Dabei soll der als Zeuge geladene Mann den Beamten auch gedroht und sie beleidigt haben. Ein Sprecher des zuständigen Polizeipräsidiums Ravensburg bestätigt dem SÜDKURIER später auf Anfrage, dass eine Strafanzeige gegen den 52-Jährigen wegen Bedrohung und Beleidigung an die Staatsanwaltschaft Hechingen übermittelt wird.

Polizei kontrolliert Smartphone

Gleich acht Beamte und allen voran Richterin Selig versuchten, den Mann zur Vernunft zu bringen. Sie boten ihm an, dass er sein Smartphone zurückbekommt, nachdem er sich durchsuchen hat lassen – wiesen ihn aber darauf hin, dass es im Gerichtssaal verboten ist zu filmen. Nach der Verhandlung kontrollierte die Polizei, ob der Mann Filmaufnahmen angefertigt hatte und hätte andernfalls wohl sein Handy beschlagnahmt.

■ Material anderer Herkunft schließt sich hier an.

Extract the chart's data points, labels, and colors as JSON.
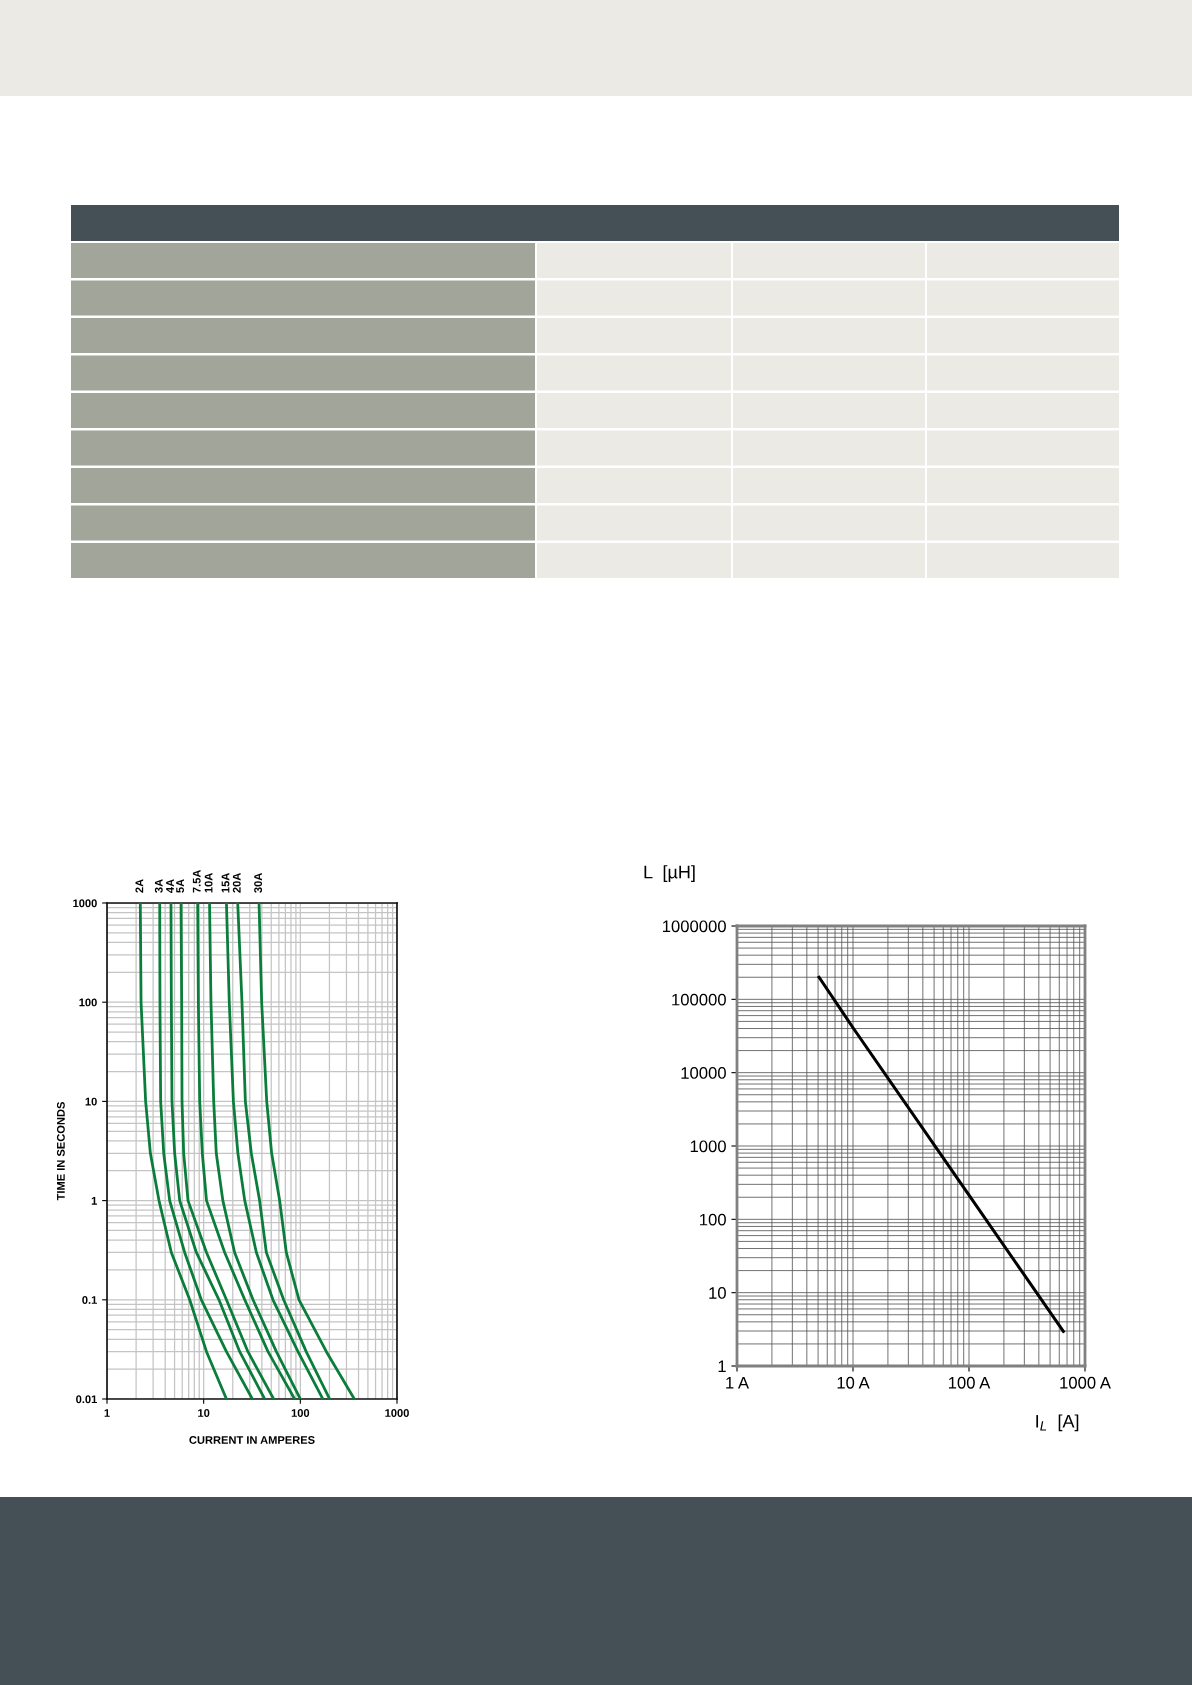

Laut Gerichtsdirektor Freudenreich hat sich der Zeuge am Ende doch durchsuchen lassen. „Der Vorfall führte zu einer Verzögerung, aber der Prozesstermin konnte durchgeführt werden. Verletzt wurde niemand“, sagte Freudenreich dem SÜDKURIER.

Zeuge provoziert Richterin

Doch auch die Vernehmung des Corona-Organisators vor Gericht ging alles andere als reibungslos über die Bühne. Gleich zu Beginn, als Richterin Selig ihn darauf hinwies, dass ihm bei einer wahrheitswidrigen Aussage im Zeugenstand eine Freiheitsstrafe von mindestens einem Jahr drohe, machte sich der polizeibekannte Mann darüber lustig.

Eindrücke vom Prozess gegen Udo Schulz am Amtsgericht Sigmaringen
Eindrücke vom Prozess gegen Udo Schulz am Amtsgericht Sigmaringen | Bild: Hanser, Oliver

Später stellte er wegen der verhängten 30.000-Euro-Geldstrafe gegen seinen Bekannten, den Angeklagten Udo Schulz, die Kompetenz der Vorsitzenden Richterin in Abrede und fragte sie, wo sie denn Jura studiert habe. Diese ließ sich jedoch nicht provozieren. Der 52-Jährige gab dann aber doch preis, was er sich von der versuchten Anmeldung der Laizer Corona-Demo beim Landratsamt Sigmaringen erhofft hatte: „Es bringt ja nichts, wenn wir am Bodensee laufen, da sieht uns Kretschmann ja nicht.“

Kripobeamtin über Telegram

Dann wurden mehrere Videos gezeigt, die ein weiterer Zeuge bereits am ersten Prozesstag dem Gericht übergeben hatte, dabei aber das Abspielen technisch nicht klappte. Auf den Videos zu sehen ist der sogenannte Corona-“Spaziergang“ an Kretschmanns Privathaus vorbei und Udo Schulz, wie er ein riesengroßes Holzkreuz über der Schulter trägt.

Udo Schulz vor seinem Haus in Bingen.
Udo Schulz vor seinem Haus in Bingen. | Bild: Hanser, Oliver

Als dritte Zeugin sagte eine Kriminalbeamtin aus, dass es zwischen dem Angeklagten und weiteren Versammlungsteilnehmern keinen Nachrichtenaustausch über die einschlägige Plattform Telegram gegeben hat. Auch Schulz hatte zuvor stets beteuert, Telegram gar nicht genutzt zu haben.

Strafverteidiger Tomislav Duzel aus Konstanz
Strafverteidiger Tomislav Duzel aus Konstanz | Bild: Hanser, Oliver

„Aus meiner Sicht belastet meinen Mandanten nichts“, sagte der Konstanzer Verteidiger Tomislav Duzel. Er erwartet am nächsten Verhandlungstag Ende Mai einen Freispruch für Udo Schulz und kündigt erneut an, andernfalls in Berufung gehen zu wollen.